Looking back: September 3 – 22, 2013
The majority of my time and brain power this month has been spent on thinking about data management methods and instructional design for effective training. Some of this was in preparation for the Data Information Literacy Symposium at Purdue, the rest in developing the workshops/lab curriculum and materials for our December pilot. Since I’m finishing this poster after the DIL Symposium, I can say that there was some fantastic discussion about data information literacy competencies and how we teach them effectively. More on that soon…
- data management workshops: curriculum, instructional design, sample datasets & activities
- Data Information Literacy Symposium poster
Data management workshops
Curriculum – So I’ve been reviewing what is out there for some time, but only recently began to compare the various structures. Most training curricula cover the same topics, but there isn’t yet consensus around how these topics are organized and framed. I’ve chosen to structure my curriculum around the DataONE data life cycle because it represents data management activities from the perspective of the researcher. One of the more challenging issues in comparing curricula is mapping the various modules onto a common framework (mine). Several groups are organizing their content around the NSF Data Management Plan requirement. I find this a bit arbitrary and not particularly useful for researchers who are not subject to this requirement. On the other hand, it does address an existing requirement. I prefer to focus data management training on skills, methods, and strategies that help researchers in their day-to-day work, while also improving their efficiency. In my mind, it makes sense to organize this information around the process as they understand and discuss it. Currently, I think the data life cycle diagram that best fits a general research process is that from DataONE.
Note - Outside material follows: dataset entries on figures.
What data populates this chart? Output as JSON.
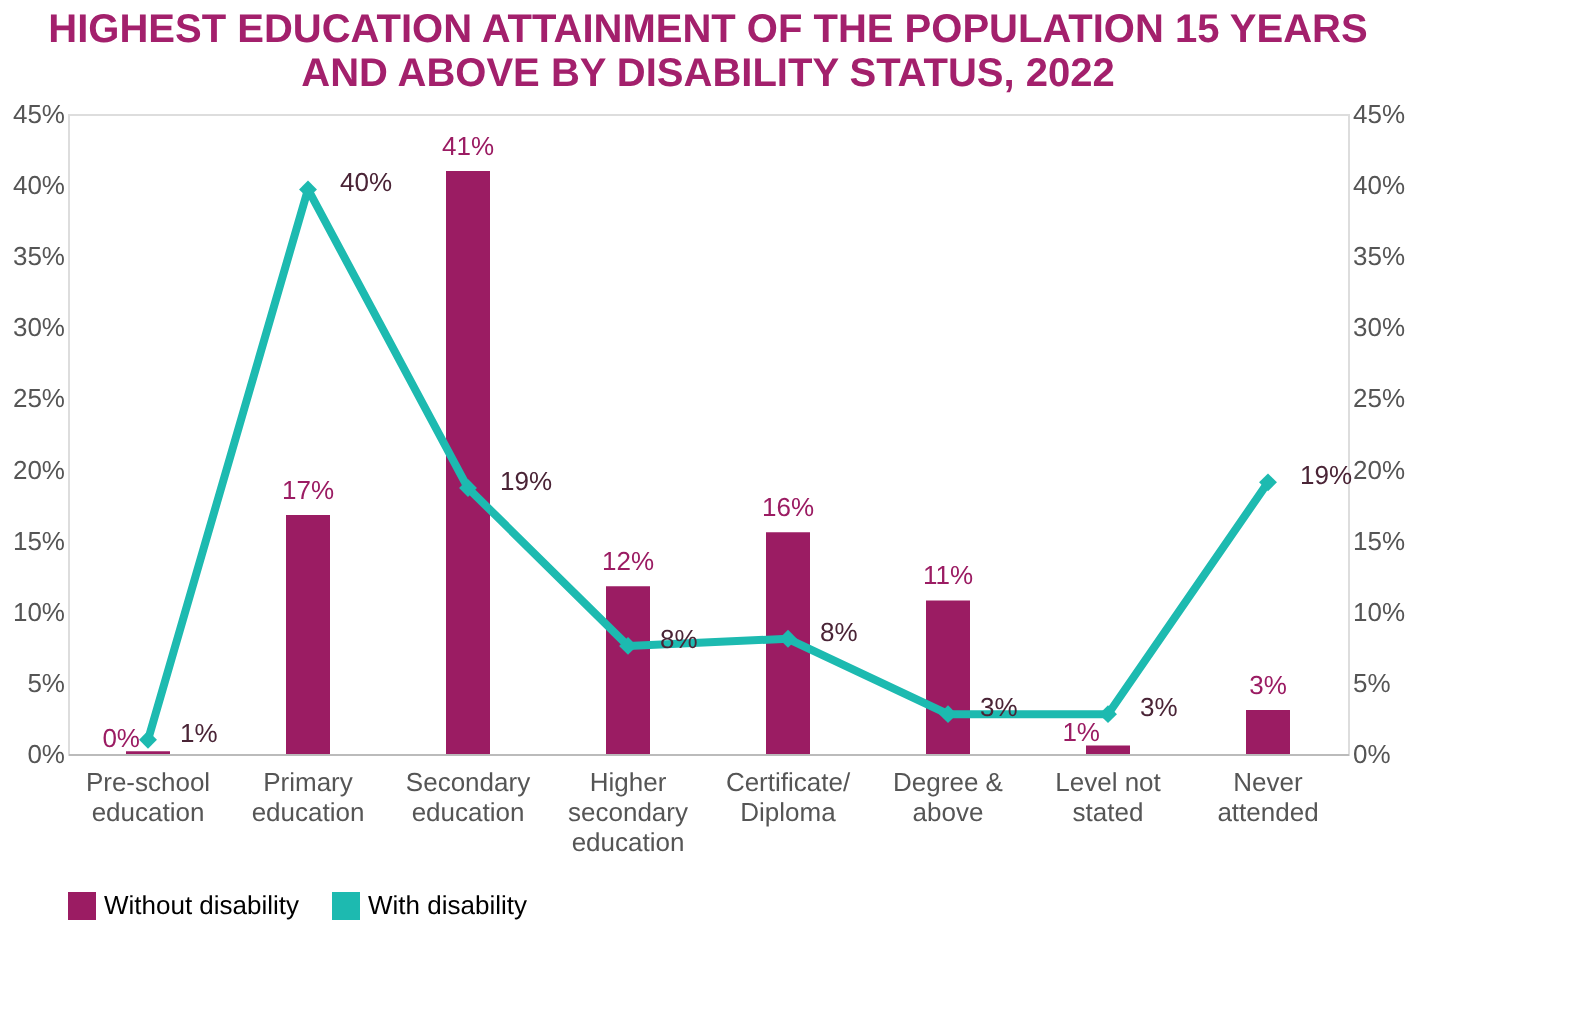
{
  "chart_data": {
    "type": "bar",
    "title": "HIGHEST EDUCATION ATTAINMENT OF THE POPULATION 15 YEARS AND ABOVE BY DISABILITY STATUS, 2022",
    "categories": [
      "Pre-school education",
      "Primary education",
      "Secondary education",
      "Higher secondary education",
      "Certificate/ Diploma",
      "Degree & above",
      "Level not stated",
      "Never attended"
    ],
    "series": [
      {
        "name": "Without disability",
        "color": "#9b1c63",
        "type": "bar",
        "values": [
          0.2,
          16.8,
          41,
          11.8,
          15.6,
          10.8,
          0.6,
          3.1
        ],
        "value_labels": [
          "0%",
          "17%",
          "41%",
          "12%",
          "16%",
          "11%",
          "1%",
          "3%"
        ]
      },
      {
        "name": "With disability",
        "color": "#1dbab0",
        "type": "line",
        "axis": "y2",
        "marker": "diamond",
        "values": [
          1,
          39.7,
          18.7,
          7.6,
          8.1,
          2.8,
          2.8,
          19.1
        ],
        "value_labels": [
          "1%",
          "40%",
          "19%",
          "8%",
          "8%",
          "3%",
          "3%",
          "19%"
        ]
      }
    ],
    "ylim": [
      0,
      45
    ],
    "yticks": [
      {
        "value": 0,
        "label": "0%"
      },
      {
        "value": 5,
        "label": "5%"
      },
      {
        "value": 10,
        "label": "10%"
      },
      {
        "value": 15,
        "label": "15%"
      },
      {
        "value": 20,
        "label": "20%"
      },
      {
        "value": 25,
        "label": "25%"
      },
      {
        "value": 30,
        "label": "30%"
      },
      {
        "value": 35,
        "label": "35%"
      },
      {
        "value": 40,
        "label": "40%"
      },
      {
        "value": 45,
        "label": "45%"
      }
    ],
    "y2lim": [
      0,
      45
    ],
    "y2ticks": [
      {
        "value": 0,
        "label": "0%"
      },
      {
        "value": 5,
        "label": "5%"
      },
      {
        "value": 10,
        "label": "10%"
      },
      {
        "value": 15,
        "label": "15%"
      },
      {
        "value": 20,
        "label": "20%"
      },
      {
        "value": 25,
        "label": "25%"
      },
      {
        "value": 30,
        "label": "30%"
      },
      {
        "value": 35,
        "label": "35%"
      },
      {
        "value": 40,
        "label": "40%"
      },
      {
        "value": 45,
        "label": "45%"
      }
    ],
    "grid": false,
    "legend": "bottom"
  }
}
Identifying effective strategies/best practices – There is a more extensive lit review in process, but I wanted to proceed with the pilot workshops as soon as possible. So the strategies are based on an initial, fairly extensive lit review across several social science domains plus computer science and statistics. The more extensive lit review will factor into future revisions, I’m sure. In any case, there is some good consensus around electronic resource management (file management, organization, versioning, etc.) but less so around more context-specific aspects of research data management.
Instructional design – This has been relatively easy because I’m retreading familiar territory. However, I’m finding that the best practices I’ve used in past trainings are more difficult to map onto data management issues. In part, this is due to the variety across domains and our lack of standard terminology when we talk about data management. The bench scientist has a different vocabulary than a sociologist, who has a different vocabulary than a social worker, etc.
Sample datasets & activities – We are currently identifying and reviewing sample datasets. We will do our best to use a representative sample of data, including numeric, textual, and image data, that was gathered in a variety of ways – surveys, interviews, observational or lab data.